Last year the Wanganui Chronicle brought you the story of Lydia Harvey, her husband Matt and their four children, who were attempting to spend no money on groceries for the whole of 2017.
After their youngest child, Ashton, was diagnosed with coeliac disease at the age of three, Lydia and Matt began to think seriously about their lifestyle and the food their family was eating.
"I started wondering why our food was making him sick. And then I started asking questions - reading all the ingredients on packets and googling anything that I didn't understand. I realised that so much of what we eat isn't even proper food."
And the idea of spending no money on food for a year began when Lydia realised that the wages from her job in hospitality just covered the family's food bill.
Now, along with producing fruit, vegetables and eggs from their own garden, the couple acquire food through a type of bartering arrangement.
"My motto is that if you give freely, it will come back to you freely.
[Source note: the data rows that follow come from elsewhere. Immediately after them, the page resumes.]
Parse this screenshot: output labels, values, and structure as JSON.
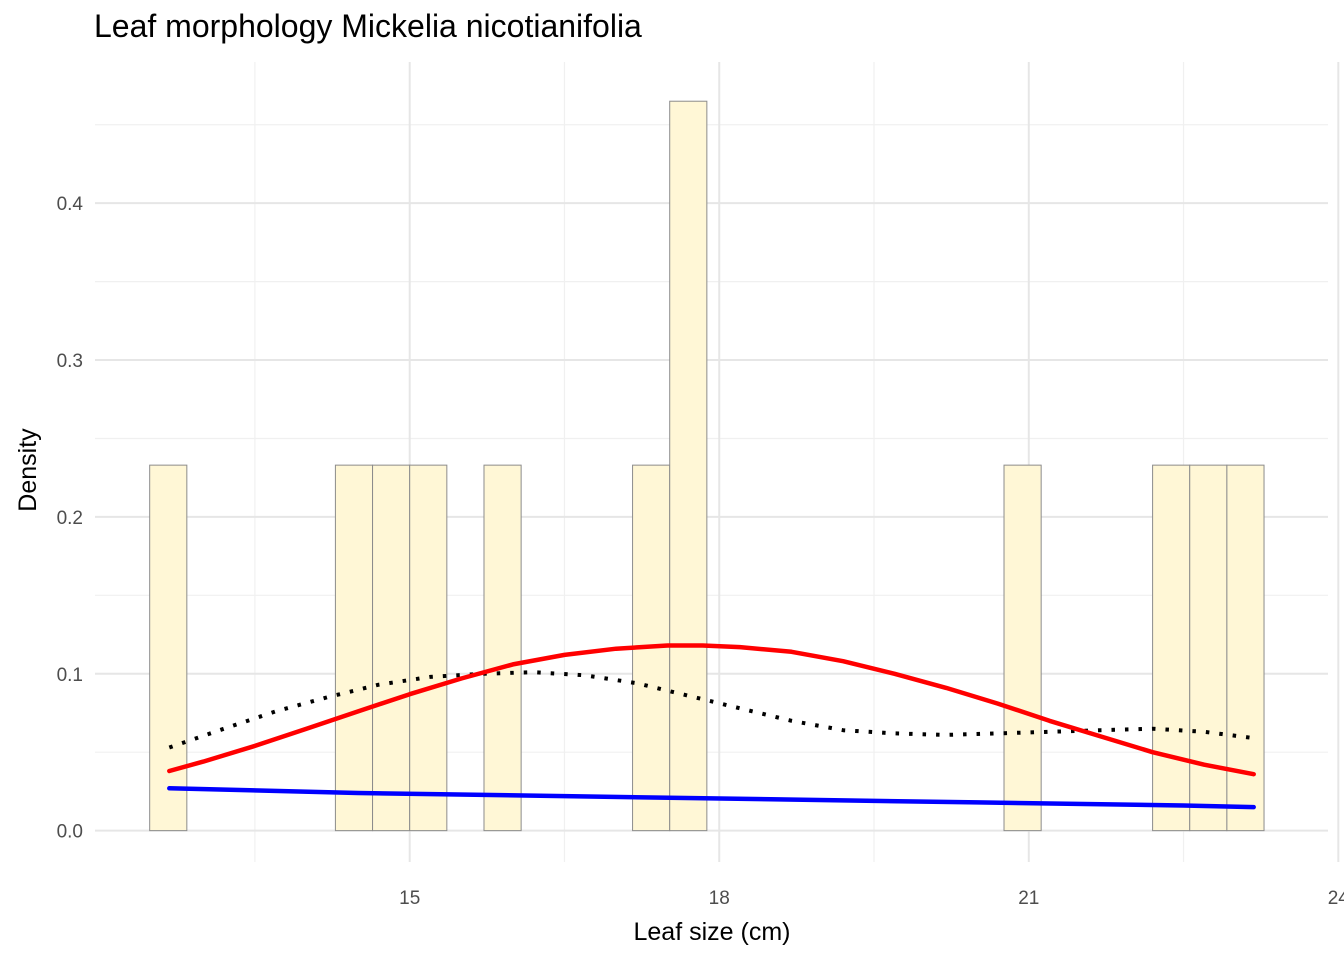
{
  "chart_data": {
    "type": "bar",
    "title": "Leaf morphology Mickelia nicotianifolia",
    "xlabel": "Leaf size (cm)",
    "ylabel": "Density",
    "xlim": [
      11.95,
      23.9
    ],
    "ylim": [
      -0.02,
      0.49
    ],
    "x_ticks": [
      15,
      18,
      21,
      24
    ],
    "y_ticks": [
      0.0,
      0.1,
      0.2,
      0.3,
      0.4
    ],
    "y_tick_labels": [
      "0.0",
      "0.1",
      "0.2",
      "0.3",
      "0.4"
    ],
    "x_tick_labels": [
      "15",
      "18",
      "21",
      "24"
    ],
    "grid": true,
    "histogram": {
      "fill": "#FFF7D6",
      "stroke": "#8c8c8c",
      "bins": [
        {
          "x0": 12.48,
          "x1": 12.84,
          "density": 0.233
        },
        {
          "x0": 14.28,
          "x1": 14.64,
          "density": 0.233
        },
        {
          "x0": 14.64,
          "x1": 15.0,
          "density": 0.233
        },
        {
          "x0": 15.0,
          "x1": 15.36,
          "density": 0.233
        },
        {
          "x0": 15.72,
          "x1": 16.08,
          "density": 0.233
        },
        {
          "x0": 17.16,
          "x1": 17.52,
          "density": 0.233
        },
        {
          "x0": 17.52,
          "x1": 17.88,
          "density": 0.465
        },
        {
          "x0": 20.76,
          "x1": 21.12,
          "density": 0.233
        },
        {
          "x0": 22.2,
          "x1": 22.56,
          "density": 0.233
        },
        {
          "x0": 22.56,
          "x1": 22.92,
          "density": 0.233
        },
        {
          "x0": 22.92,
          "x1": 23.28,
          "density": 0.233
        }
      ]
    },
    "series": [
      {
        "type": "line",
        "color": "#000000",
        "style": "dotted",
        "x": [
          12.67,
          13.2,
          13.7,
          14.2,
          14.7,
          15.2,
          15.7,
          16.2,
          16.7,
          17.2,
          17.7,
          18.2,
          18.7,
          19.2,
          19.7,
          20.2,
          20.7,
          21.2,
          21.7,
          22.2,
          22.7,
          23.18
        ],
        "y": [
          0.053,
          0.065,
          0.076,
          0.085,
          0.093,
          0.098,
          0.1,
          0.101,
          0.099,
          0.094,
          0.086,
          0.078,
          0.07,
          0.064,
          0.062,
          0.061,
          0.062,
          0.063,
          0.064,
          0.065,
          0.063,
          0.059
        ]
      },
      {
        "type": "line",
        "color": "#FF0000",
        "style": "solid",
        "x": [
          12.67,
          13.0,
          13.5,
          14.0,
          14.5,
          15.0,
          15.5,
          16.0,
          16.5,
          17.0,
          17.5,
          17.84,
          18.2,
          18.7,
          19.2,
          19.7,
          20.2,
          20.7,
          21.2,
          21.7,
          22.2,
          22.7,
          23.18
        ],
        "y": [
          0.038,
          0.044,
          0.054,
          0.065,
          0.076,
          0.087,
          0.097,
          0.106,
          0.112,
          0.116,
          0.118,
          0.118,
          0.117,
          0.114,
          0.108,
          0.1,
          0.091,
          0.081,
          0.07,
          0.06,
          0.05,
          0.042,
          0.036
        ]
      },
      {
        "type": "line",
        "color": "#0000FF",
        "style": "solid",
        "x": [
          12.67,
          14.5,
          16.5,
          18.5,
          20.5,
          22.5,
          23.18
        ],
        "y": [
          0.027,
          0.024,
          0.022,
          0.02,
          0.018,
          0.016,
          0.015
        ]
      }
    ]
  }
}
We always have so much surplus, and we give what we have - fruit, vegetables, eggs, baking - and although we don't ask for anything in return, people are happy to give back to us," Lydia told the Chronicle last year.
One month in to the project, Lydia said with summer in full swing the family has been feasting on plenty of seasonal fruit and vegetables.
Although it hasn't been the best summer for the garden, she said they have had so much food they've been able to give much of it away to people who were struggling.
However, their "zero groceries" experiment got off to a shaky start when Lydia decided against stockpiling food on New Year's Eve - and then the family went on a day trip to Taupo.
"The kids were getting hungry and were nagging us for takeaways," she said.
"It would have been really easy to just stop and buy some chips, which is what we would have done in the past. The thing about spending no money on food is that you have to be really organised."
As well as growing food in their Gonville garden, the Harveys forage and barter for food. Lydia bakes for friends, who give her baking ingredients in return. Or she'll help someone with their garden in return for a share of the vegetables.
She believes in gifting food with no expectation of getting anything in return - although invariably people do find some way to give back to her.
She said a major positive from the experiment has been teaching other people how to cut down on their food bill. The family has saved so much by not buying groceries that they've had money to go away on summer holidays.
"The kids complain that they miss their noodles and their chips, but they've actually become quite good at foraging for food. It means they have to think about where their food is coming from - they can't just mindlessly open a packet of something."
But she admits she's nervous about how the family will cope during the coming winter and to that end she has been bottling and preserving as much fresh produce as she can.
Astonished by the generous gifts the family has received, Lydia says they haven't needed to buy toiletries at all during January thanks to an anonymous donation left on their doorstep - a box full of soap, shampoo, toilet paper, and so on.
The box contained a note saying, "I remember the time you helped me."